28 Şubat 2010 Pazar

1 nisan, 2010'da şaka günü değilmiş, "çeyizlik filmler" günüymüş!

sürekli bahsediyorum ya, sergi sergi sergi diye. nihayet açıklama vaktim geldi.
ben keçeden 3 boyutlu film afişleri yapmaya başladım bundan yaklaşık 1 yıl önce. arkadaşıma hazırladığım dvd kapaklarından aklıma geldi bi anda.
sürekli işi kolaylaştırıp, başrolleri öne pat pat koyup afiş yapma mantığından uzaklaşarak tamamen el emeği afişler yapmayı kafama koydum. malzemem tabii ki değişmezdi, keçe.
hem daha önceden denenmemişti, hem de kullanmayı en çok sevdiğim malzemeydi.
işte bu ya, dikdörtgen olmasın dedim hepsi, bazıları kare, bazıları kasnağa gerili bazıları da film kahramanlarının şekillerinde olsun dedim. hatta interaktif olanları bile var (:

film izlemek benim için bir tutkuyken "en sevdiğin film hangisi" sorusuna bir türlü cevap veremiyordum. düşündüm ki bu sergide biraz cevaplandırabilirim artık.
ismi "çeyizlik filmler" çünkü hepsi saklamak isteyeceğim filmlerdi, ee bütün diktiğim afişleri elle yapmamın da etkisi çok büyük tabii ki.

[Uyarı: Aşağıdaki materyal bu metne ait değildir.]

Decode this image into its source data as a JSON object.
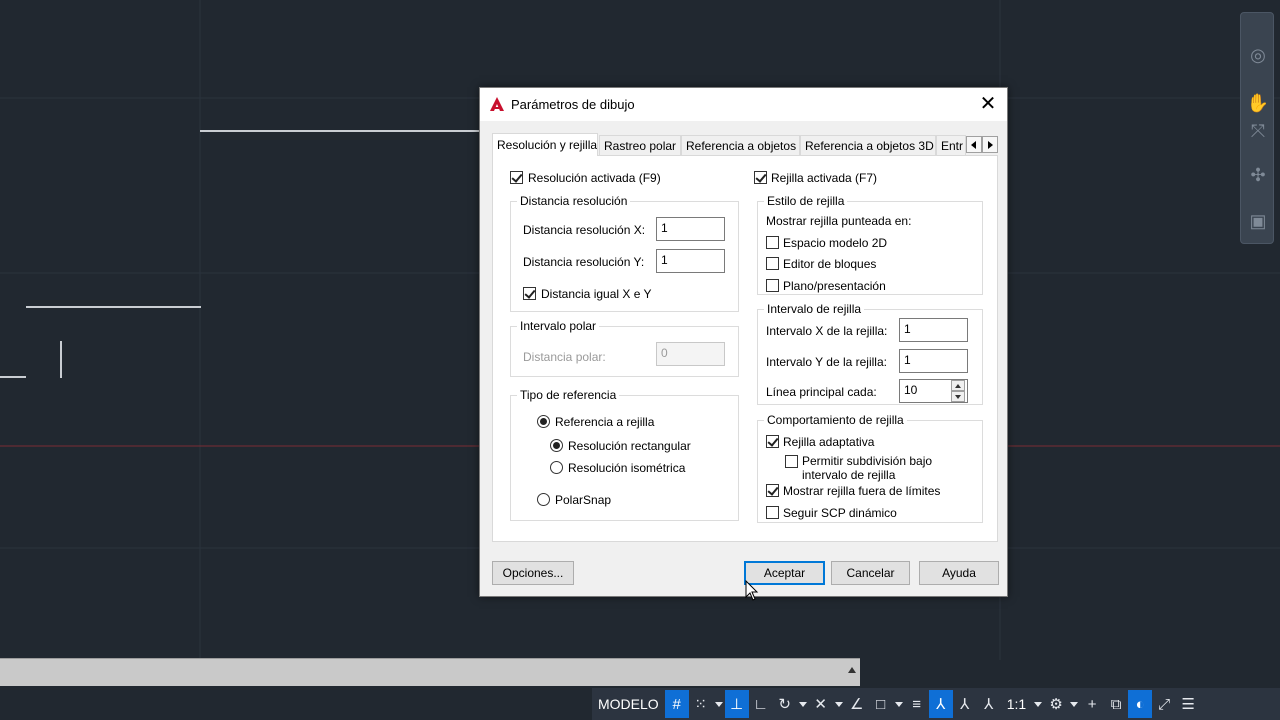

durum böyle, sergi 1 nisan'da başlıyor, merak ederseniz 1 nisan'da Milk Gallery'de olabilirsiniz (: 18'ine kadar açık olacak.

bikaç tane sneak peek de yapayım istedik, afişlerin tamamı için nisan'ı bekleyeceksiniz (:



25 Şubat 2010 Perşembe

şahane tortop mucizesi

"dünyada en sevdiğim kitaplar çocuk ve masal kitapları (: bi şeyler yapabiliyosam nacizane, kendilerine borçluyum."
bu cümle sayesinde sevgili tortop'lar bana büssüürüüü kitap yolladı!
sergime çok az vakit kala bana inanılmaz bir gaz geldi sayelerinde.
hepsi inanılmaz emek harcanmış olduğu çok belli olan kitapların hangisine bakacağımı şaşırdım. en çok siyah bir kutunun içindeki kitabı inceleyebildim. çok başarılı, pop-up gibi içinden bir çok mektuplar (ipuçları) çıkıyor, hikayeyi buna göre şekillendirmişler.
en kısa zamanda okudukça yazacağım düşüncelerimi.
çok ama çok çok çok teşekkür sayın tortop'lar!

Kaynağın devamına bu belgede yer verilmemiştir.